En son bu hususta ki çıkış Adapazarı Belediye Başkanından ve Sakarya Büyükşehir Belediyesinden yerinde kentsel dönüşüm adı altında çok katlı binalarla dönüşüm fikri geldi ki çok tehlikeli bir öneriydi!

Umarım ortaya atmış oldukları çok katlı dönüşüm tezinden geri dönerler.

Diğer çalışma ise üzerinde durulması gereken sorumlulukta!

Sakarya Üniversitesi Doğal Afetler ve Yönetimi Öğrenci Topluluğu’nun düzenlediği, “Afetlere Hazırlıkta Adapazarı” başlıklı söyleşide “Kentsel dönüşüm el birliğiyle olur” tespiti ve açıklaması oldu Belediye Başkanı Mutlu Işıksu’ nun.

Takiben de “kentsel dönüşüm şehrin tüm dinamiklerinin bir araya gelmesiyle, ortak bir irade göstermesiyle gerçekleşebilir” diye de benimde çok katıldığım bir ifadesi var.

Yıllar yılı benzeri açıklamalara tanıklık etmeliyiz ancak bu hususta atılmış bir adımda olmadı bugüne dek.

Zamanda daralıyor, içinde bulunduğumuz ana kadar yaşanmamış olan deprem de tamamen şansımız oldu.

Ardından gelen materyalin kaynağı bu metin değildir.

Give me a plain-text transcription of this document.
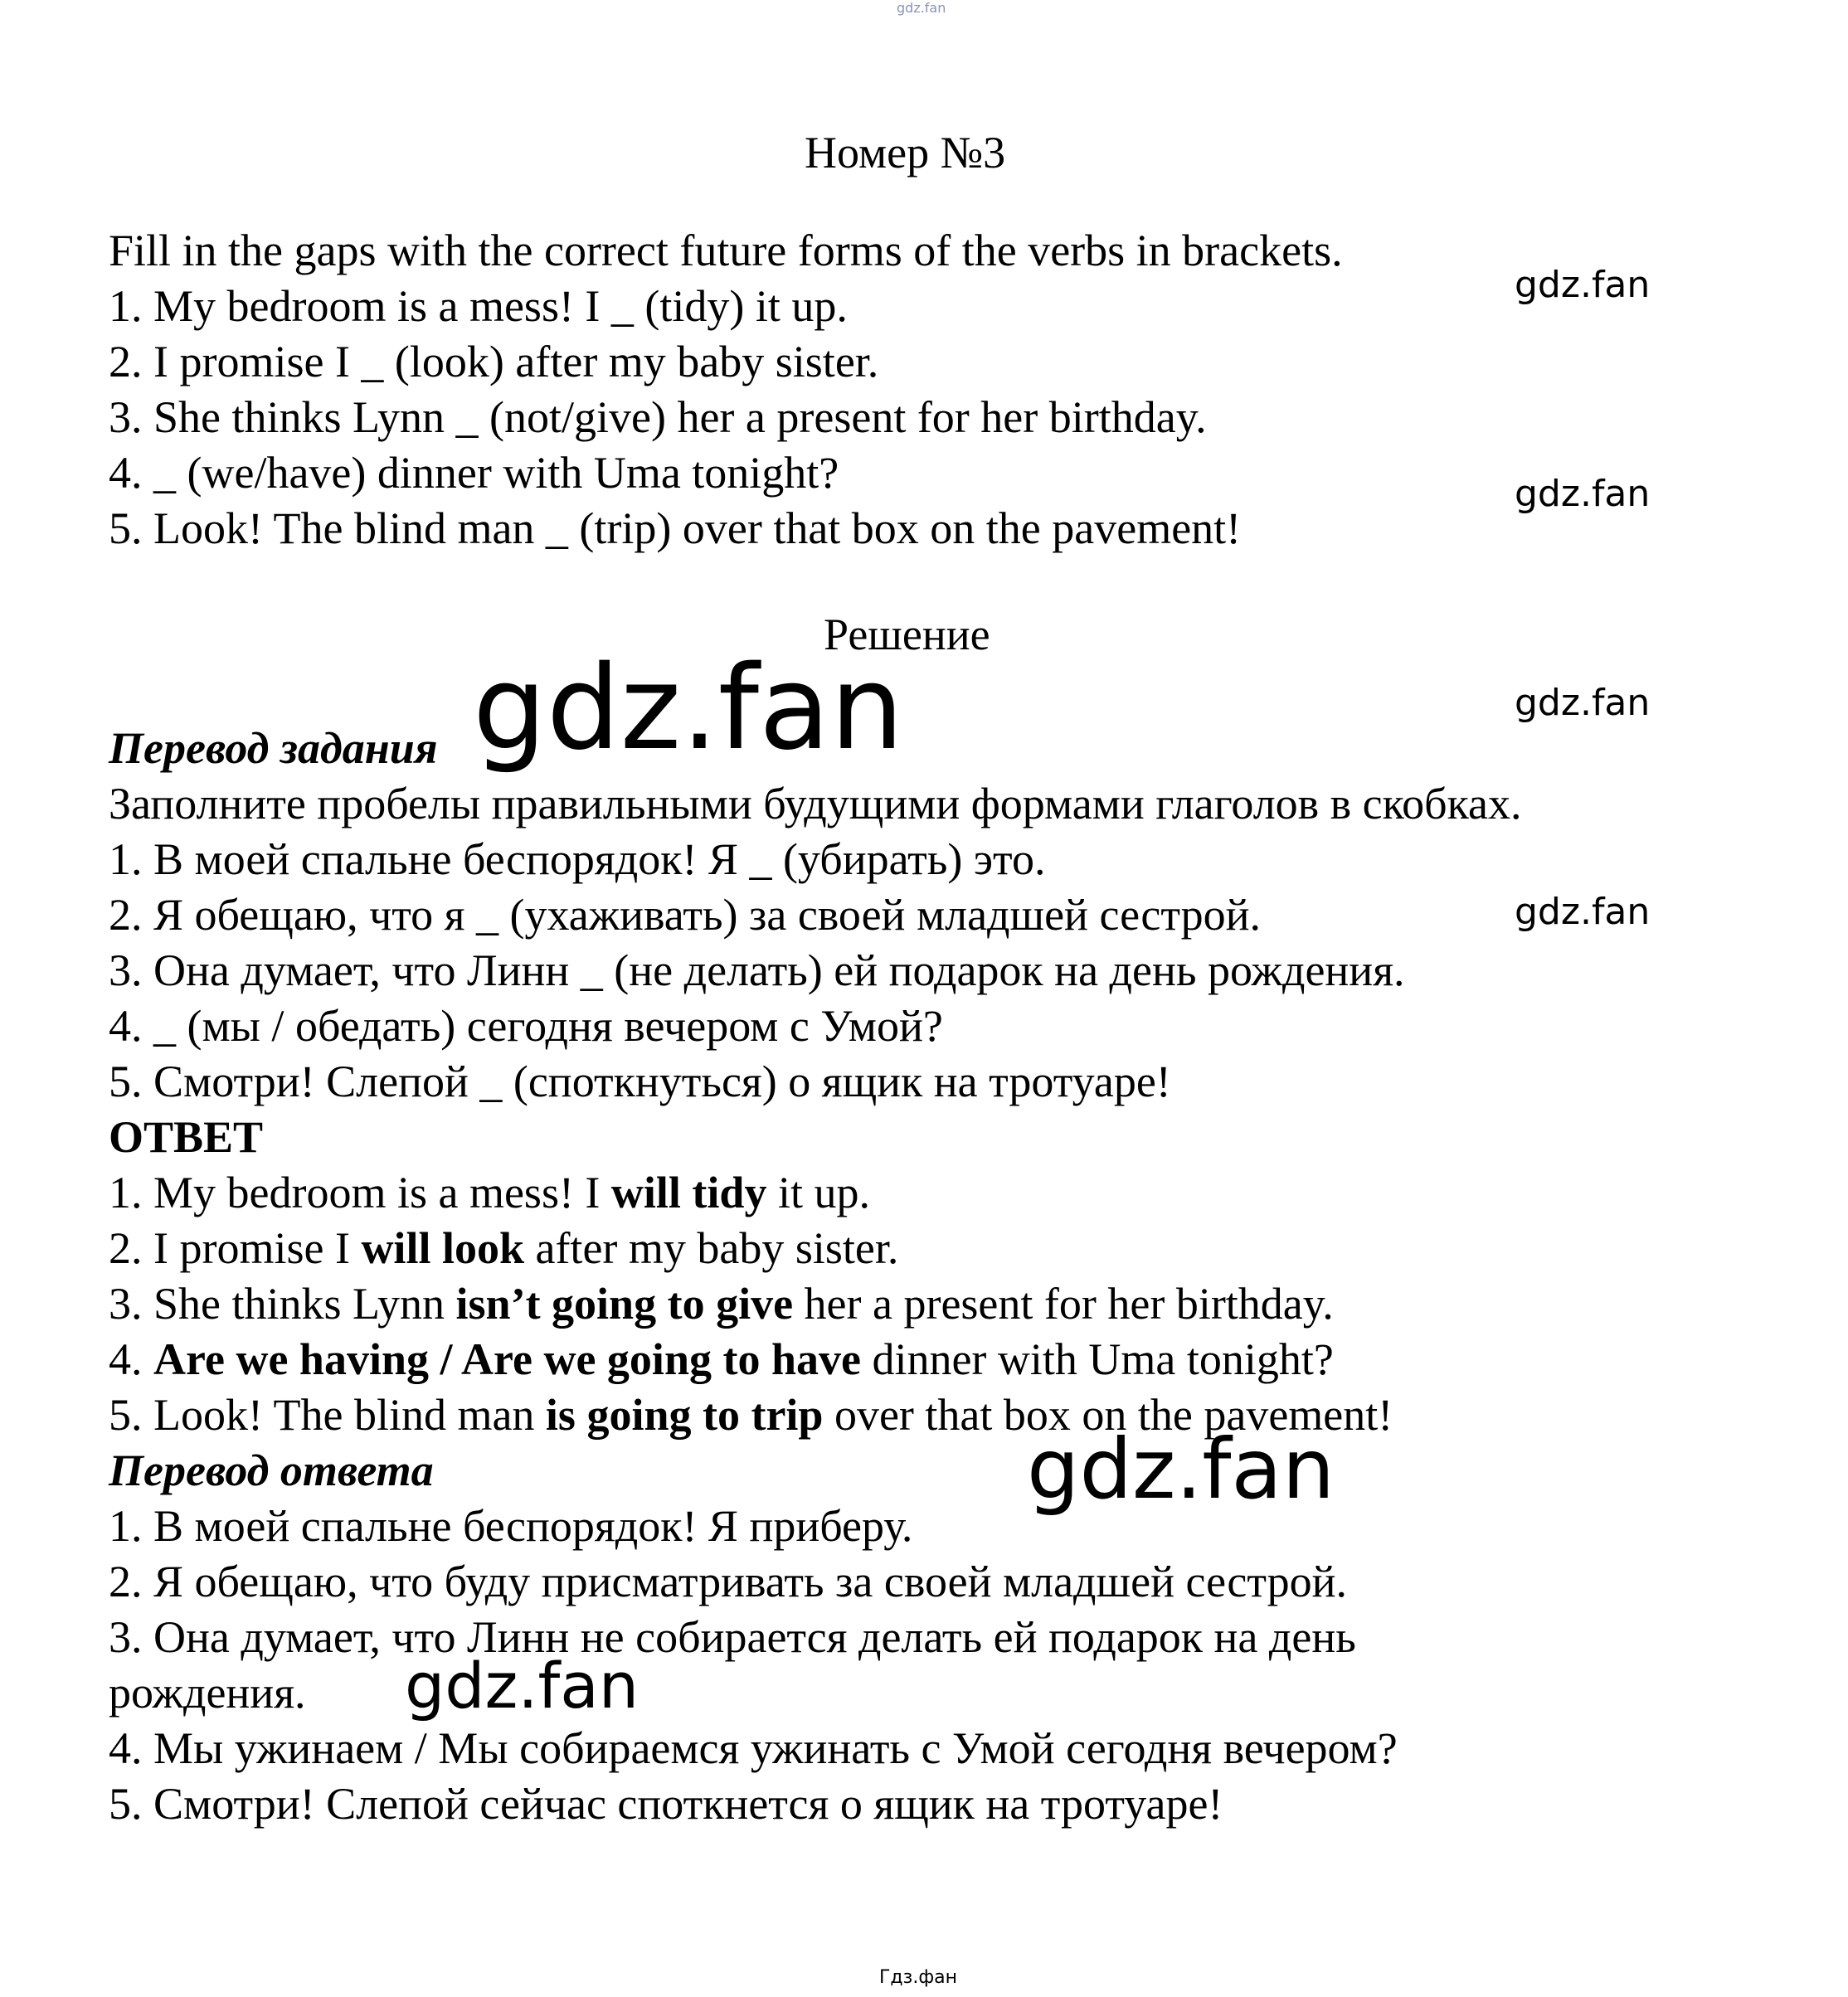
gdz.fan
Номер №3
Fill in the gaps with the correct future forms of the verbs in brackets.
1. My bedroom is a mess! I _ (tidy) it up.
2. I promise I _ (look) after my baby sister.
3. She thinks Lynn _ (not/give) her a present for her birthday.
4. _ (we/have) dinner with Uma tonight?
5. Look! The blind man _ (trip) over that box on the pavement!
Решение
Перевод задания
Заполните пробелы правильными будущими формами глаголов в скобках.
1. В моей спальне беспорядок! Я _ (убирать) это.
2. Я обещаю, что я _ (ухаживать) за своей младшей сестрой.
3. Она думает, что Линн _ (не делать) ей подарок на день рождения.
4. _ (мы / обедать) сегодня вечером с Умой?
5. Смотри! Слепой _ (споткнуться) о ящик на тротуаре!
ОТВЕТ
1. My bedroom is a mess! I will tidy it up.
2. I promise I will look after my baby sister.
3. She thinks Lynn isn’t going to give her a present for her birthday.
4. Are we having / Are we going to have dinner with Uma tonight?
5. Look! The blind man is going to trip over that box on the pavement!
Перевод ответа
1. В моей спальне беспорядок! Я приберу.
2. Я обещаю, что буду присматривать за своей младшей сестрой.
3. Она думает, что Линн не собирается делать ей подарок на день
рождения.
4. Мы ужинаем / Мы собираемся ужинать с Умой сегодня вечером?
5. Смотри! Слепой сейчас споткнется о ящик на тротуаре!
gdz.fan
gdz.fan
gdz.fan
gdz.fan
gdz.fan
gdz.fan
gdz.fan
Гдз.фан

Bu kentte siyaset yapan ya da yaşayan her yurttaşın deprem ve buna ilişkin önlemler hususunda bilgisi de vardır söyleyecek sözü de.

Yaşayarak edinilmiş tecrübeler var nihai.

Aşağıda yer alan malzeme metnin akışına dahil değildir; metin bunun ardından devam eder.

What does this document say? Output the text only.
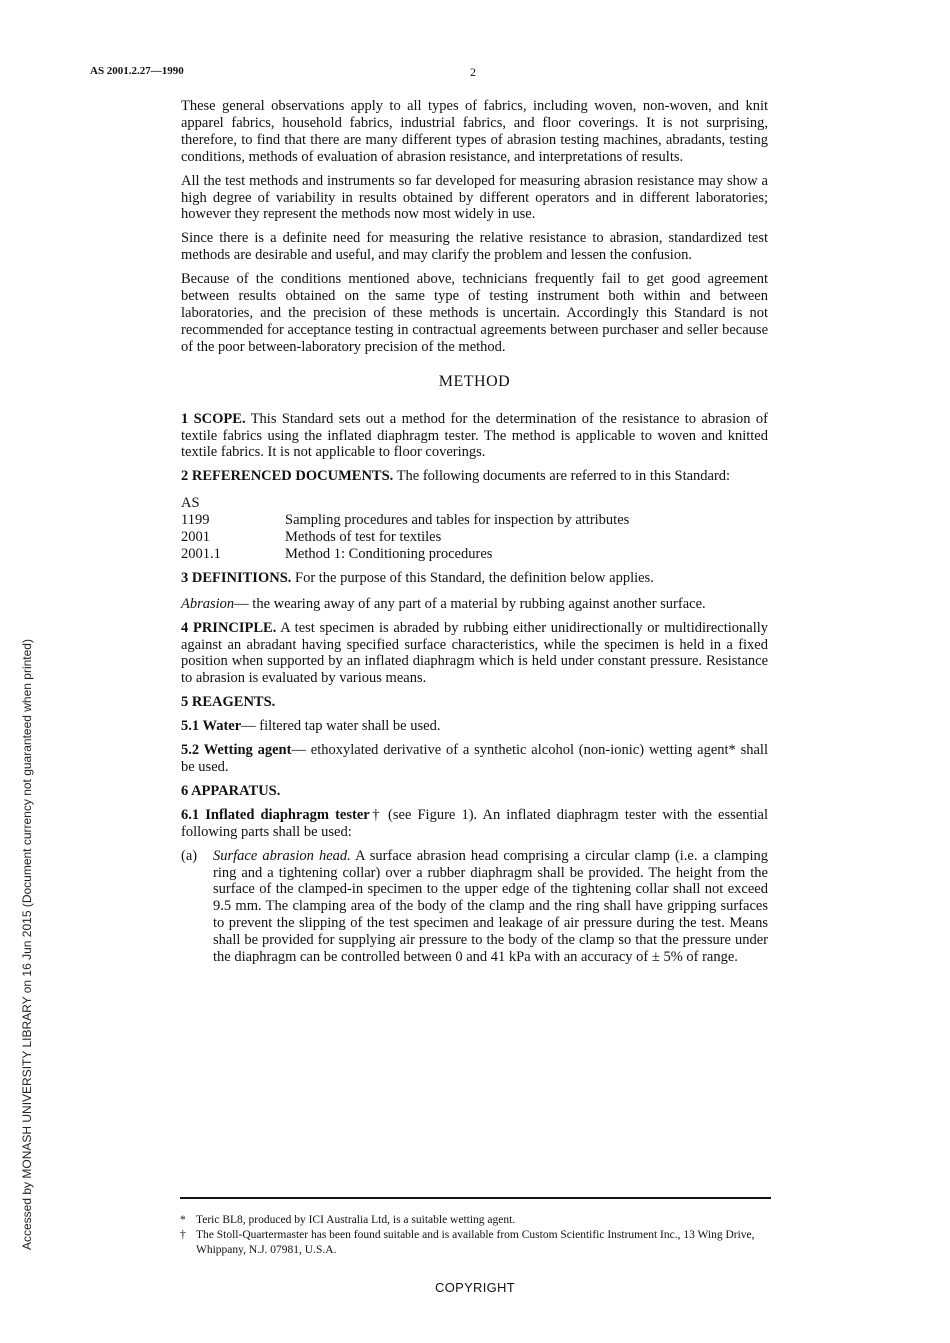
AS 2001.2.27—1990	2
Accessed by MONASH UNIVERSITY LIBRARY on 16 Jun 2015 (Document currency not guaranteed when printed)

These general observations apply to all types of fabrics, including woven, non-woven, and knit apparel fabrics, household fabrics, industrial fabrics, and floor coverings. It is not surprising, therefore, to find that there are many different types of abrasion testing machines, abradants, testing conditions, methods of evaluation of abrasion resistance, and interpretations of results.

All the test methods and instruments so far developed for measuring abrasion resistance may show a high degree of variability in results obtained by different operators and in different laboratories; however they represent the methods now most widely in use.

Since there is a definite need for measuring the relative resistance to abrasion, standardized test methods are desirable and useful, and may clarify the problem and lessen the confusion.

Because of the conditions mentioned above, technicians frequently fail to get good agreement between results obtained on the same type of testing instrument both within and between laboratories, and the precision of these methods is uncertain. Accordingly this Standard is not recommended for acceptance testing in contractual agreements between purchaser and seller because of the poor between-laboratory precision of the method.

METHOD

1 SCOPE. This Standard sets out a method for the determination of the resistance to abrasion of textile fabrics using the inflated diaphragm tester. The method is applicable to woven and knitted textile fabrics. It is not applicable to floor coverings.

2 REFERENCED DOCUMENTS. The following documents are referred to in this Standard:

AS
1199	Sampling procedures and tables for inspection by attributes
2001	Methods of test for textiles
2001.1	Method 1: Conditioning procedures

3 DEFINITIONS. For the purpose of this Standard, the definition below applies.

Abrasion— the wearing away of any part of a material by rubbing against another surface.

4 PRINCIPLE. A test specimen is abraded by rubbing either unidirectionally or multidirectionally against an abradant having specified surface characteristics, while the specimen is held in a fixed position when supported by an inflated diaphragm which is held under constant pressure. Resistance to abrasion is evaluated by various means.

5 REAGENTS.

5.1 Water— filtered tap water shall be used.

5.2 Wetting agent— ethoxylated derivative of a synthetic alcohol (non-ionic) wetting agent* shall be used.

6 APPARATUS.

6.1 Inflated diaphragm tester† (see Figure 1). An inflated diaphragm tester with the essential following parts shall be used:

(a)	Surface abrasion head. A surface abrasion head comprising a circular clamp (i.e. a clamping ring and a tightening collar) over a rubber diaphragm shall be provided. The height from the surface of the clamped-in specimen to the upper edge of the tightening collar shall not exceed 9.5 mm. The clamping area of the body of the clamp and the ring shall have gripping surfaces to prevent the slipping of the test specimen and leakage of air pressure during the test. Means shall be provided for supplying air pressure to the body of the clamp so that the pressure under the diaphragm can be controlled between 0 and 41 kPa with an accuracy of ± 5% of range.
* Teric BL8, produced by ICI Australia Ltd, is a suitable wetting agent.
† The Stoll-Quartermaster has been found suitable and is available from Custom Scientific Instrument Inc., 13 Wing Drive, Whippany, N.J. 07981, U.S.A.
COPYRIGHT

Işıksu’ nun önerisine gelince; el birliğiyle, şehrin tüm dinamiklerinin bir araya gelmesi ve ortak irade gösterilme meselesinin hayat bulabilmesi için öncelik siyasi otoritenin ve yönetici kadrolarının.

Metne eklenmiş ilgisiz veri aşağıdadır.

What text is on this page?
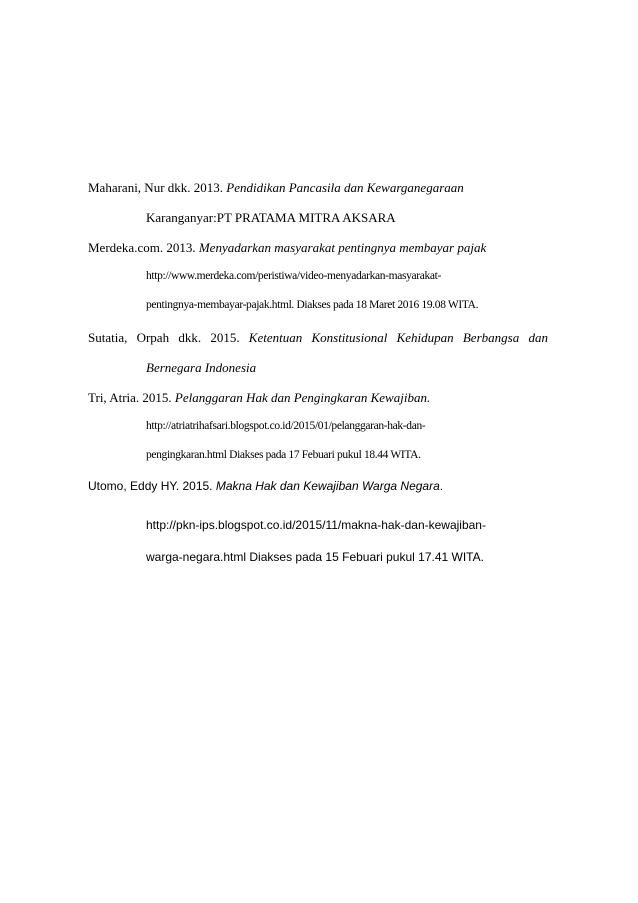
Maharani, Nur dkk. 2013. Pendidikan Pancasila dan Kewarganegaraan
Karanganyar:PT PRATAMA MITRA AKSARA
Merdeka.com. 2013. Menyadarkan masyarakat pentingnya membayar pajak
http://www.merdeka.com/peristiwa/video-menyadarkan-masyarakat-
pentingnya-membayar-pajak.html. Diakses pada 18 Maret 2016 19.08 WITA.
Sutatia, Orpah dkk. 2015. Ketentuan Konstitusional Kehidupan Berbangsa dan
Bernegara Indonesia
Tri, Atria. 2015. Pelanggaran Hak dan Pengingkaran Kewajiban.
http://atriatrihafsari.blogspot.co.id/2015/01/pelanggaran-hak-dan-
pengingkaran.html Diakses pada 17 Febuari pukul 18.44 WITA.
Utomo, Eddy HY. 2015. Makna Hak dan Kewajiban Warga Negara.
http://pkn-ips.blogspot.co.id/2015/11/makna-hak-dan-kewajiban-
warga-negara.html Diakses pada 15 Febuari pukul 17.41 WITA.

Kentsel dönüşüm mücadelenin olmazsa olmazı, birkaç kez de sözün sarf edilmesi adına paylaşımlar oldu, hepsi o kadar.

Kararlılık sergilenemedi, sarf edilen sözlerin altı bir türlü doldurulamadı.

Bırakın kentsel dönüşüm çalışması, hasarlı katlı binaların sorununu, bir var bir yok hükmünde olan hasarlı okullar sorununu çözemedik geçen bu 21 yıl içerisinde.

Daha ötesi ise deprem gerçeği ile oluşmuş olan Yenikent bölgesine sahip çıkmadık, gelişmesini sağlayamadık.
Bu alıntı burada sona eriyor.